The End of ‘Bloody Christmas’
Officially, the fighting continued for over 10 days. As a result, 364 Turkish Cypriots and 174 Greek Cypriots were killed. However, many atrocities outside the direct conflict were committed against the Turkish Cypriot community:
- Massacre of Omorfita saw the deaths of dozens of women and children, carried out directly by Nikos Sampson and his EOKA death squad
- 21 Turkish Cypriot patients murdered in the Nicosia hospital
- 21 Turkish Cypriots tortured, killed and buried in the mass grave at Ayios Vasillios – this was exhumed on the 12th January 1964 by the British army and International Red Cross
- Bathtub Murders – murder of the Ilhan family
Furthermore, over 25,000 Turkish Cypriots were forced out of their homes as a result of EOKA brutality. These people were made refugees, fleeing their villages and having to live in enclaves across the island. Despite making up approximately 20% of the Cypriot population, the Turkish Cypriots now inhabited only 3% of the islands land.

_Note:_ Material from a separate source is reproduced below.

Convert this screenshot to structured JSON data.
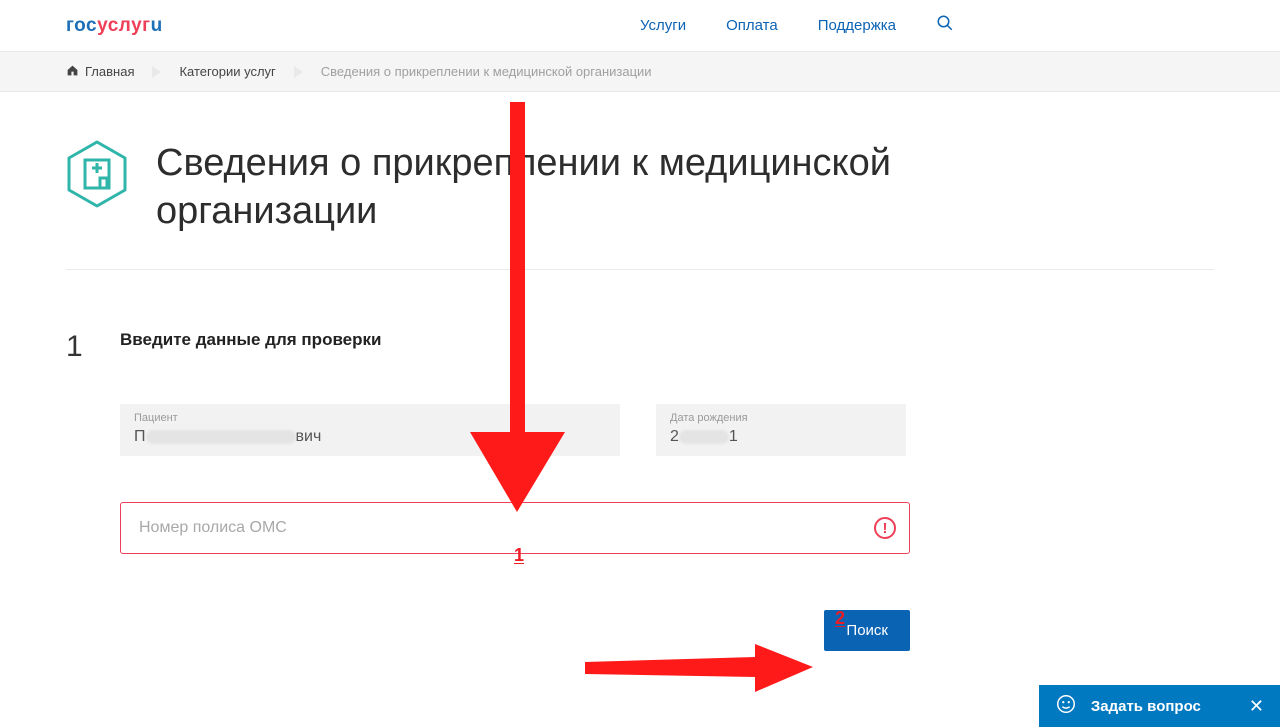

Overall, the events of ‘Bloody Christmas’ resulted in the Turkish Cypriot community having their rights, representation and recognition stripped away. This is something they have not been able to gain back for the last 58 years. Negotiations between the two communities have failed since 1968 and the Cyprus problem is still very much apparent. Many people often state that it was Turkey’s intervention that caused the island’s divide and the separation of the two communities; however, the Turkish Cypriots and Greek Cypriots were divided a long time before that.